Sobre los efectos económicos, al transportar 830 mil barriles de crudo por día, Keystone XL permitiría, según el grupo, reducir la dependencia energética de EU en 40% respecto de Venezuela y Oriente Medio. Pero sus críticos afirman que KXL no tendrá ningún impacto sobre la autonomía energética de EU ya que la mayoría del petróleo transladado hacia las refinerías será en realidad exportado hacia Europa y América Latina.

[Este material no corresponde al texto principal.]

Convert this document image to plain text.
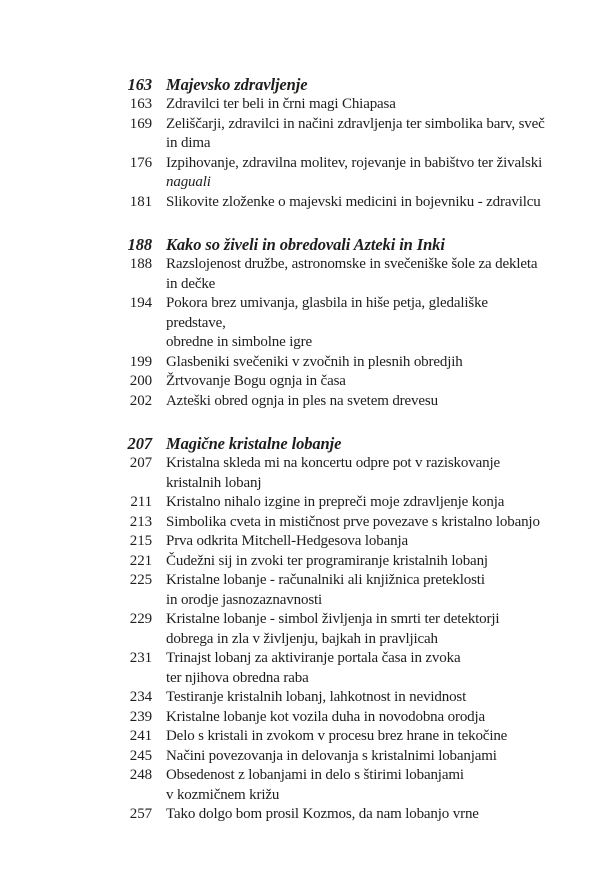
163 Majevsko zdravljenje
163 Zdravilci ter beli in črni magi Chiapasa
169 Zeliščarji, zdravilci in načini zdravljenja ter simbolika barv, sveč
in dima
176 Izpihovanje, zdravilna molitev, rojevanje in babištvo ter živalski
naguali
181 Slikovite zloženke o majevski medicini in bojevniku - zdravilcu
188 Kako so živeli in obredovali Azteki in Inki
188 Razslojenost družbe, astronomske in svečeniške šole za dekleta
in dečke
194 Pokora brez umivanja, glasbila in hiše petja, gledališke predstave,
obredne in simbolne igre
199 Glasbeniki svečeniki v zvočnih in plesnih obredjih
200 Žrtvovanje Bogu ognja in časa
202 Azteški obred ognja in ples na svetem drevesu
207 Magične kristalne lobanje
207 Kristalna skleda mi na koncertu odpre pot v raziskovanje
kristalnih lobanj
211 Kristalno nihalo izgine in prepreči moje zdravljenje konja
213 Simbolika cveta in mističnost prve povezave s kristalno lobanjo
215 Prva odkrita Mitchell-Hedgesova lobanja
221 Čudežni sij in zvoki ter programiranje kristalnih lobanj
225 Kristalne lobanje - računalniki ali knjižnica preteklosti
in orodje jasnozaznavnosti
229 Kristalne lobanje - simbol življenja in smrti ter detektorji
dobrega in zla v življenju, bajkah in pravljicah
231 Trinajst lobanj za aktiviranje portala časa in zvoka
ter njihova obredna raba
234 Testiranje kristalnih lobanj, lahkotnost in nevidnost
239 Kristalne lobanje kot vozila duha in novodobna orodja
241 Delo s kristali in zvokom v procesu brez hrane in tekočine
245 Načini povezovanja in delovanja s kristalnimi lobanjami
248 Obsedenost z lobanjami in delo s štirimi lobanjami
v kozmičnem križu
257 Tako dolgo bom prosil Kozmos, da nam lobanjo vrne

El proyecto también es motivo de debate en cuanto al mercado de trabajo. Según TransCanada, va a servir para crear unos 40 mil empleos directos e indirectos y generará más de dos mil millones de dólares en ingresos. Pero sus críticos adelantan que el proyecto solo creará "35 empleos permanentes" de mantenimiento. Una posición sostenida por Obama, que en una entrevista con el New York Times en julio habla de apenas unos dos mil empleos creados durante la construcción —un año o dos— y luego de solo "50 a 100 empleos permanentes, en una economía que cuenta con 150 millones de plazas". Obama también rechazó las declaraciones del presidente republicano de la Cámara baja, John Boehner, quien afirmó en mayo que el KXL iba a crear "decenas de miles de empleos estadunidenses".

El 31 de enero el proyecto pasó a una etapa decisiva, aunque no definitiva. En un informe, el Departamento de Estado de EU reafirmó que la explotación en Alberta requiere en primer lugar de energía y produce en consecuencia más gases de efecto invernadero que la de campos petrolíferos clásicos,

El secretario de Estado, John Kerry, deberá formular una recomendación de aquí a finales de abril sobre el informe del Departamento de Estado, lo mismo que el ministro de Energía así como los expertos de la Agencia de Protección al Medio Ambiente (EPA) y otras agencias.

A continuación, Obama, presionado por los republicanos, deberá tomar una decisión en una fecha que aún no ha sido fijada. El presidente, que busca hacer de la lucha contra el recalentamiento climático un eje esencial de su segundo mandato, indicó, durante un discurso en junio de 2013,que él solo va a aprobar el oleoducto si esto no "exacerba de manera significativa el problema climático".